In order to counteract this “tyranny,” it must be made conscious. The author can be happy that his issue made it onto the bestseller lists at “Spiegel” and “Börsenblatt”. He wanted to address a mass problem and – a feat – reach people with different opinions. Because: “A society with a vibrant democracy and a pluralistic culture of discussion can… lead many strongly polarizing debates without being divided.” Division should be understood as an activity. He signals that he doesn’t want to take part in this simply by using the word “we”. Of course, it’s about political-economic power relations, about the state and ideology, but also about how politics actually deals with citizens. Being able to see through the circumstances can give you peace of mind. But the author of this book cannot and does not want to be calm.

Because these are dangerous conditions that we are in danger of sliding into. Actually us. There is a difference whether an opinion is expressed in the “Tagesschau” or at the dinner table, but both are connected and include a wide range of possible reactions. When it comes to the specific issues at issue, Michael Andrick intentionally doesn’t get into the trenches. The possibility of different opinions is not disputed, although the author’s certainly shines through. Stating that fronts are forming in society would not be enough for him. Rather, it is important to understand the concrete mechanisms of division, if only in order to immunize yourself against it.

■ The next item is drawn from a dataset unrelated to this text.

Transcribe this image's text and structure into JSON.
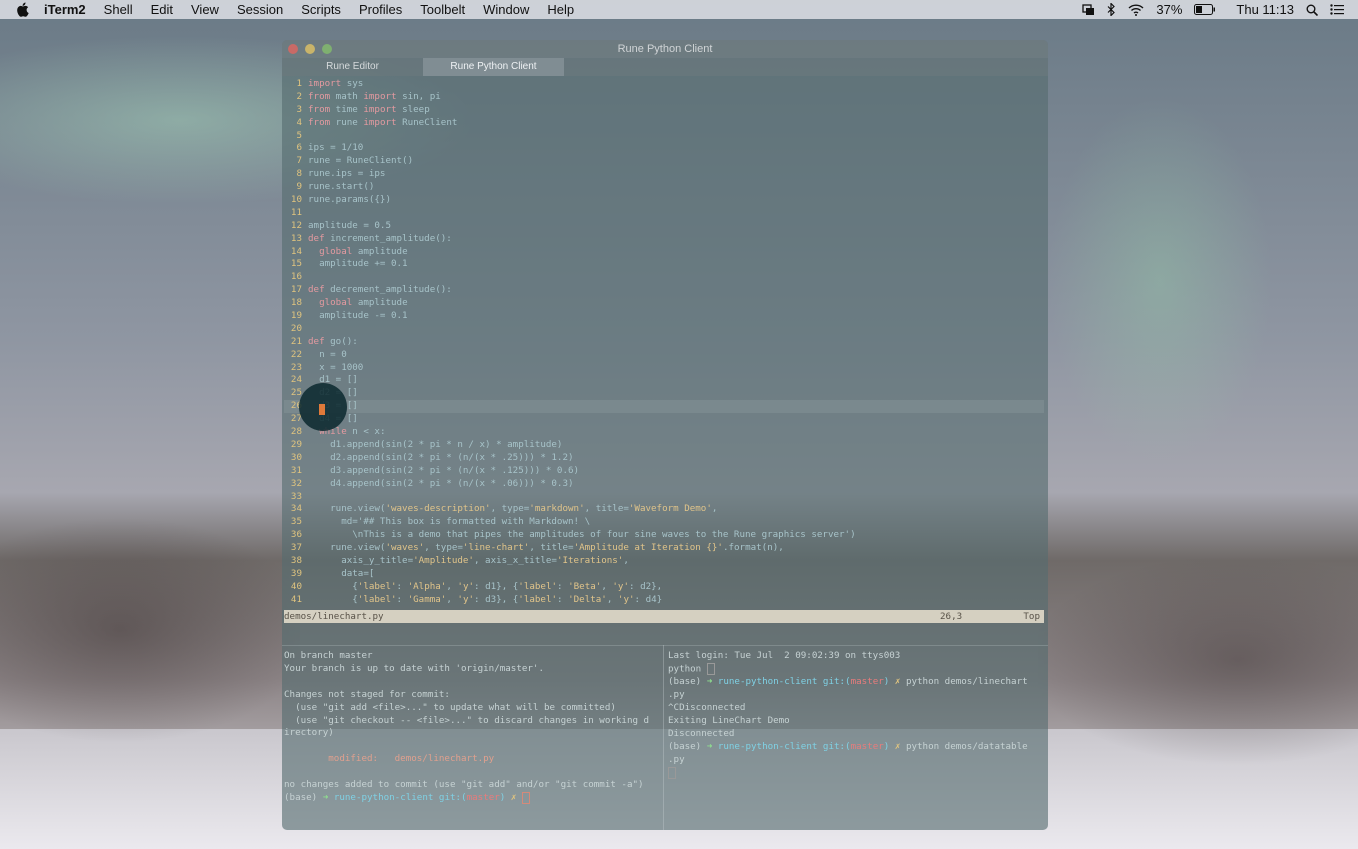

“Anti-vaxxers”, “conspiracy theorists”, “lateral thinkers”, “swearers” – it sounds as if parts of the population are no longer right in their heads. How can it happen that moral condemnations take the place of the necessary “understanding about the common good”? Pluralism of opinions? There is. But at the same time, tendencies toward political control of public discourse become apparent. Moralization as an act of “discursive violence,” as an arrogant disregard for others, naturally results in counter-reactions. The unwillingness to tolerate other attitudes leads to the formation of bubbles among like-minded people and to the cementing of one’s own views and prejudices. Learning ability atrophies. “When we can no longer talk about certain topics without the risk of explosion, we lock ourselves in self-built walls.” Taboos and taboo assumptions are increasing.

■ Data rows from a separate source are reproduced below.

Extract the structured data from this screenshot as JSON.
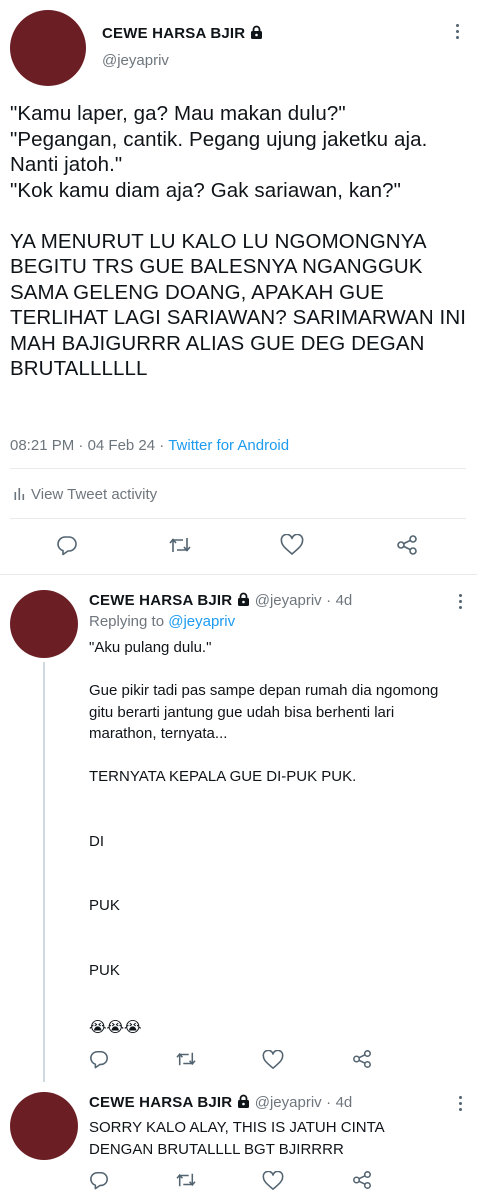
{
  "main_tweet": {
    "author_name": "CEWE HARSA BJIR",
    "handle": "@jeyapriv",
    "text": "\"Kamu laper, ga? Mau makan dulu?\"\n\"Pegangan, cantik. Pegang ujung jaketku aja. Nanti jatoh.\"\n\"Kok kamu diam aja? Gak sariawan, kan?\"\n\nYA MENURUT LU KALO LU NGOMONGNYA BEGITU TRS GUE BALESNYA NGANGGUK SAMA GELENG DOANG, APAKAH GUE TERLIHAT LAGI SARIAWAN? SARIMARWAN INI MAH BAJIGURRR ALIAS GUE DEG DEGAN BRUTALLLLLL",
    "time": "08:21 PM",
    "dot": "·",
    "date": "04 Feb 24",
    "source": "Twitter for Android",
    "view_activity": "View Tweet activity"
  },
  "reply_1": {
    "author_name": "CEWE HARSA BJIR",
    "handle": "@jeyapriv",
    "dot": "·",
    "age": "4d",
    "replying_prefix": "Replying to",
    "replying_to": "@jeyapriv",
    "text": "\"Aku pulang dulu.\"\n\nGue pikir tadi pas sampe depan rumah dia ngomong gitu berarti jantung gue udah bisa berhenti lari marathon, ternyata...\n\nTERNYATA KEPALA GUE DI-PUK PUK.\n\n\nDI\n\n\nPUK\n\n\nPUK\n\n",
    "emoji": "😭😭😭"
  },
  "reply_2": {
    "author_name": "CEWE HARSA BJIR",
    "handle": "@jeyapriv",
    "dot": "·",
    "age": "4d",
    "text": "SORRY KALO ALAY, THIS IS JATUH CINTA DENGAN BRUTALLLL BGT BJIRRRR"
  },
  "icons": {
    "lock": "lock-icon",
    "more": "more-icon",
    "reply": "reply-icon",
    "retweet": "retweet-icon",
    "like": "like-icon",
    "share": "share-icon",
    "activity": "activity-icon"
  },
  "colors": {
    "avatar": "#6b1f24",
    "link": "#1d9bf0",
    "muted": "#6e767d",
    "divider": "#e7e9ea",
    "icon": "#536471"
  }
}
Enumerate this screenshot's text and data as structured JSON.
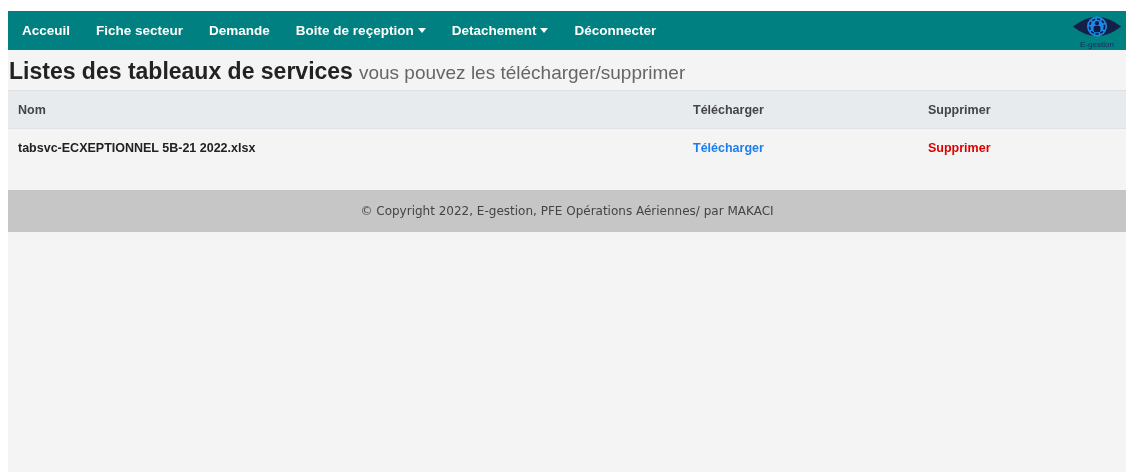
{
  "navbar": {
    "items": [
      {
        "label": "Acceuil",
        "dropdown": false
      },
      {
        "label": "Fiche secteur",
        "dropdown": false
      },
      {
        "label": "Demande",
        "dropdown": false
      },
      {
        "label": "Boite de reçeption",
        "dropdown": true
      },
      {
        "label": "Detachement",
        "dropdown": true
      },
      {
        "label": "Déconnecter",
        "dropdown": false
      }
    ],
    "logo_text": "E-gestion"
  },
  "heading": {
    "title": "Listes des tableaux de services",
    "subtitle": "vous pouvez les télécharger/supprimer"
  },
  "table": {
    "columns": [
      "Nom",
      "Télécharger",
      "Supprimer"
    ],
    "rows": [
      {
        "name": "tabsvc-ECXEPTIONNEL 5B-21 2022.xlsx",
        "download": "Télécharger",
        "delete": "Supprimer"
      }
    ]
  },
  "footer": "© Copyright 2022, E-gestion, PFE Opérations Aériennes/ par MAKACI"
}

“Compulsory confession and pedagogical mission”: The explosiveness of the chapters that deal with the ideological mechanisms of “moral” exercise of power for the purpose of a kind of “popular education” can hardly be surpassed. “Bulling down”, “causing controversy”, “blaming others for contact” – “You are considered a right-winger if someone on the right is seen next to you.” This is sometimes like “schoolyard bullying of the simplest kind”, but it can lead to serious consequences, especially for freelancers in the artistic field.

There are rumblings in the country and a government in crisis mode no longer trusts democracy. According to Michael Andrick, there is a danger that, in the slipstream of moralization and demagoguery, elements of totalitarian rule will gradually re-emerge. Warning of a shift to the right: “In the end, even today, a people hypnotized by fear could energetically consent to their own enslavement under a simplistic ideology and an all-powerful state that promises salvation and security.”

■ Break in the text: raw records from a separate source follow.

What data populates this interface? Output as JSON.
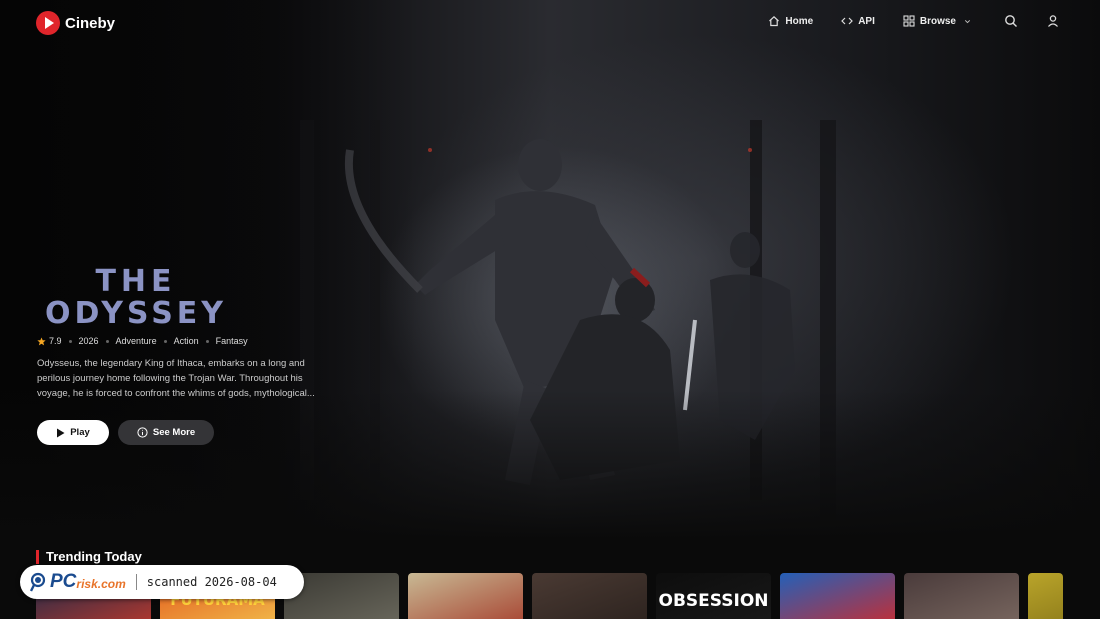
{
  "brand": {
    "name": "Cineby"
  },
  "nav": {
    "items": [
      {
        "label": "Home",
        "icon": "home-icon"
      },
      {
        "label": "API",
        "icon": "code-icon"
      },
      {
        "label": "Browse",
        "icon": "grid-icon"
      }
    ],
    "search_icon": "search-icon",
    "user_icon": "user-icon"
  },
  "hero": {
    "title_line1": "THE",
    "title_line2": "ODYSSEY",
    "rating": "7.9",
    "year": "2026",
    "genres": [
      "Adventure",
      "Action",
      "Fantasy"
    ],
    "description": "Odysseus, the legendary King of Ithaca, embarks on a long and perilous journey home following the Trojan War. Throughout his voyage, he is forced to confront the whims of gods, mythological...",
    "play_label": "Play",
    "see_more_label": "See More"
  },
  "trending": {
    "title": "Trending Today",
    "posters": [
      {
        "label": "",
        "colors": [
          "#1b2a4a",
          "#c0392b"
        ]
      },
      {
        "label": "FUTURAMA",
        "colors": [
          "#e35a1c",
          "#f2c14e"
        ]
      },
      {
        "label": "",
        "colors": [
          "#3b3a34",
          "#6d6b5f"
        ]
      },
      {
        "label": "",
        "colors": [
          "#c8b994",
          "#a53b2a"
        ]
      },
      {
        "label": "",
        "colors": [
          "#4a3a33",
          "#2a211d"
        ]
      },
      {
        "label": "OBSESSION",
        "colors": [
          "#0d0d0d",
          "#1a1a1a"
        ]
      },
      {
        "label": "",
        "colors": [
          "#2460b8",
          "#d12a2a"
        ]
      },
      {
        "label": "",
        "colors": [
          "#4a3b3b",
          "#7c6a62"
        ]
      },
      {
        "label": "",
        "colors": [
          "#b9a42a",
          "#8c7a1a"
        ]
      }
    ]
  },
  "watermark": {
    "logo_pc": "PC",
    "logo_risk": "risk.com",
    "text": "scanned 2026-08-04"
  }
}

What can philosophy achieve against this background? At least that: helping people organize their thoughts, giving them terms to understand their experiences, in which they are not alone.

Michael Andrick: In the moral prison. Understanding and overcoming division. Westend, 173 pages, br., 18 €.
nd Literature Salon with Michael Andrick, April 10th, 6 p.m., Franz-Mehring-Platz 1, 10243 Berlin.